Dokter Lois Owien ditangkap kepolisian atas dugaan penyebaran berita bohong atau hoaks tentang Covid-19. Selain lewat akun twitternya @LsOwien, ada dua platform sosial media lain yang digunakan untuk menyampaikan pendapatnya terkait pandemi virus Corona.
"Jadi bukan hanya satu platform media sosial tapi ada tiga platform media sosial," tutur Kabag Penum Divisi Humas Polri, Kombes Ahmad Ramadhan, di Mabes Polri, Jakarta Selatan, Senin (12/7).
Menurut Ahmad, pendapat Lois di media sosial berpotensi membuat gaduh masyarakat.

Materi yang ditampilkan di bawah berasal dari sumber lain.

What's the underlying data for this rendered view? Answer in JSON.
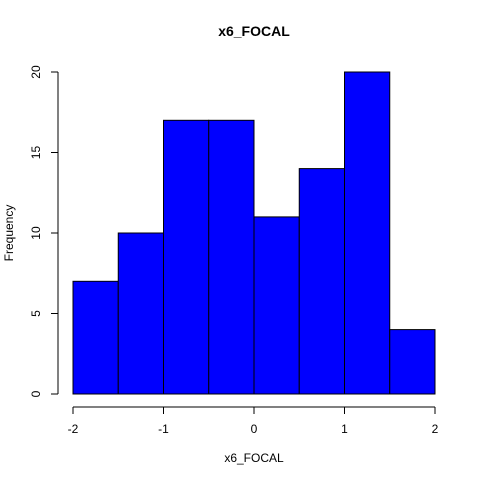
{
  "chart_data": {
    "type": "bar",
    "title": "x6_FOCAL",
    "xlabel": "x6_FOCAL",
    "ylabel": "Frequency",
    "bins": [
      {
        "start": -2.0,
        "end": -1.5,
        "value": 7
      },
      {
        "start": -1.5,
        "end": -1.0,
        "value": 10
      },
      {
        "start": -1.0,
        "end": -0.5,
        "value": 17
      },
      {
        "start": -0.5,
        "end": 0.0,
        "value": 17
      },
      {
        "start": 0.0,
        "end": 0.5,
        "value": 11
      },
      {
        "start": 0.5,
        "end": 1.0,
        "value": 14
      },
      {
        "start": 1.0,
        "end": 1.5,
        "value": 20
      },
      {
        "start": 1.5,
        "end": 2.0,
        "value": 4
      }
    ],
    "xlim": [
      -2,
      2
    ],
    "ylim": [
      0,
      20
    ],
    "x_ticks": [
      "-2",
      "-1",
      "0",
      "1",
      "2"
    ],
    "y_ticks": [
      "0",
      "5",
      "10",
      "15",
      "20"
    ],
    "bar_color": "#0000ff",
    "bar_edge_color": "#000000",
    "grid": false,
    "legend": "none"
  }
}
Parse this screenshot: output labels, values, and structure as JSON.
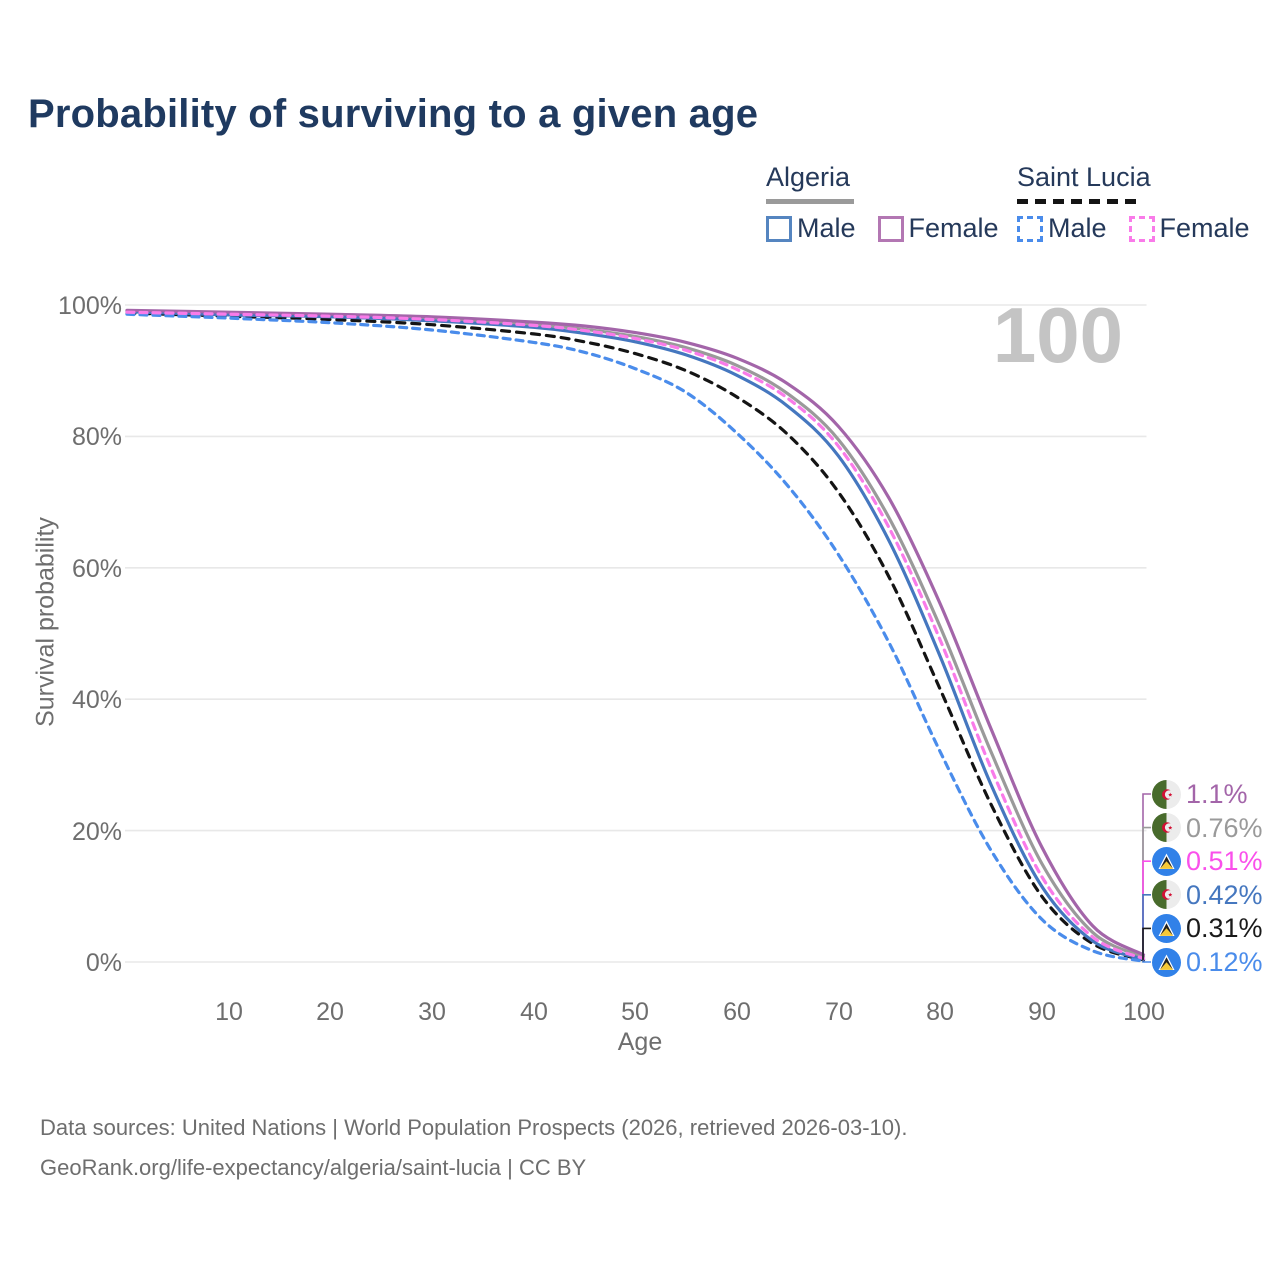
{
  "title": "Probability of surviving to a given age",
  "watermark": "100",
  "legend": {
    "groups": [
      {
        "country": "Algeria",
        "line_style": "solid",
        "underline_color": "#9a9a9a",
        "items": [
          {
            "label": "Male",
            "color": "#4577bf"
          },
          {
            "label": "Female",
            "color": "#b377b3"
          }
        ]
      },
      {
        "country": "Saint Lucia",
        "line_style": "dashed",
        "underline_color": "#141414",
        "items": [
          {
            "label": "Male",
            "color": "#4a8ceb"
          },
          {
            "label": "Female",
            "color": "#f97be9"
          }
        ]
      }
    ]
  },
  "axes": {
    "y_title": "Survival probability",
    "x_title": "Age",
    "y_ticks": [
      "0%",
      "20%",
      "40%",
      "60%",
      "80%",
      "100%"
    ],
    "x_ticks": [
      "10",
      "20",
      "30",
      "40",
      "50",
      "60",
      "70",
      "80",
      "90",
      "100"
    ]
  },
  "chart_data": {
    "type": "line",
    "title": "Probability of surviving to a given age",
    "xlabel": "Age",
    "ylabel": "Survival probability",
    "xlim": [
      0,
      100
    ],
    "ylim": [
      0,
      100
    ],
    "grid": "horizontal",
    "legend_position": "top-right",
    "x": [
      0,
      10,
      20,
      30,
      40,
      45,
      50,
      55,
      60,
      65,
      70,
      75,
      80,
      85,
      90,
      95,
      100
    ],
    "series": [
      {
        "name": "Algeria Both sexes",
        "country": "Algeria",
        "sex": "both",
        "color": "#9a9a9a",
        "dash": "none",
        "values": [
          99.1,
          98.7,
          98.4,
          97.9,
          97.0,
          96.3,
          95.2,
          93.5,
          90.8,
          86.5,
          79.5,
          67.5,
          51.0,
          32.0,
          15.0,
          4.5,
          0.76
        ]
      },
      {
        "name": "Saint Lucia Both sexes",
        "country": "Saint Lucia",
        "sex": "both",
        "color": "#141414",
        "dash": "8 7",
        "values": [
          98.8,
          98.3,
          97.8,
          97.0,
          95.6,
          94.4,
          92.6,
          90.0,
          86.0,
          80.3,
          71.5,
          58.5,
          41.5,
          24.0,
          10.0,
          2.8,
          0.31
        ]
      },
      {
        "name": "Algeria Male",
        "country": "Algeria",
        "sex": "male",
        "color": "#4577bf",
        "dash": "none",
        "values": [
          99.0,
          98.5,
          98.2,
          97.6,
          96.6,
          95.7,
          94.4,
          92.4,
          89.3,
          84.6,
          77.0,
          64.0,
          46.5,
          27.0,
          11.5,
          3.2,
          0.42
        ]
      },
      {
        "name": "Algeria Female",
        "country": "Algeria",
        "sex": "female",
        "color": "#a365a9",
        "dash": "none",
        "values": [
          99.2,
          98.9,
          98.6,
          98.2,
          97.4,
          96.8,
          95.8,
          94.3,
          91.9,
          88.0,
          81.5,
          70.5,
          54.5,
          35.5,
          17.5,
          5.5,
          1.1
        ]
      },
      {
        "name": "Saint Lucia Male",
        "country": "Saint Lucia",
        "sex": "male",
        "color": "#4a8ceb",
        "dash": "7 6",
        "values": [
          98.6,
          98.0,
          97.3,
          96.2,
          94.3,
          92.8,
          90.3,
          86.7,
          80.5,
          72.5,
          62.0,
          48.5,
          32.0,
          17.0,
          6.5,
          1.7,
          0.12
        ]
      },
      {
        "name": "Saint Lucia Female",
        "country": "Saint Lucia",
        "sex": "female",
        "color": "#f97be9",
        "dash": "7 6",
        "values": [
          98.9,
          98.6,
          98.3,
          97.8,
          96.9,
          96.1,
          94.9,
          93.1,
          90.2,
          85.8,
          78.5,
          66.0,
          49.0,
          29.5,
          13.0,
          3.8,
          0.51
        ]
      }
    ],
    "end_value_labels": [
      {
        "text": "1.1%",
        "color": "#a365a9",
        "flag": "algeria",
        "series": "Algeria Female"
      },
      {
        "text": "0.76%",
        "color": "#9a9a9a",
        "flag": "algeria",
        "series": "Algeria Both sexes"
      },
      {
        "text": "0.51%",
        "color": "#fa50eb",
        "flag": "saint-lucia",
        "series": "Saint Lucia Female"
      },
      {
        "text": "0.42%",
        "color": "#4577bf",
        "flag": "algeria",
        "series": "Algeria Male"
      },
      {
        "text": "0.31%",
        "color": "#1a1a1a",
        "flag": "saint-lucia",
        "series": "Saint Lucia Both sexes"
      },
      {
        "text": "0.12%",
        "color": "#4a8ceb",
        "flag": "saint-lucia",
        "series": "Saint Lucia Male"
      }
    ]
  },
  "footer": {
    "line1": "Data sources: United Nations | World Population Prospects (2026, retrieved 2026-03-10).",
    "line2": "GeoRank.org/life-expectancy/algeria/saint-lucia | CC BY"
  }
}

Selain itu, penanganan pandemi Covid-19 juga dapat terhambat.
"Di antaranya, postingan korban yang selama ini meninggal akibat Covid-19 adalah bukan karena Covid-19 melainkan diakibatkan interaksi antar obat dan pemberian obat dalam enam macam," jelas dia.
Unggahan-unggahan Lois di sosial media pun menjadi barang bukti penyidik dan melakukan penangkapan terhadapnya pada Minggu, 11 Juli 2021.
"Barbuk yang diamankan adalah berupa tangkapan layar atau screenshoot dari postingan media sosial," tegas Ahmad.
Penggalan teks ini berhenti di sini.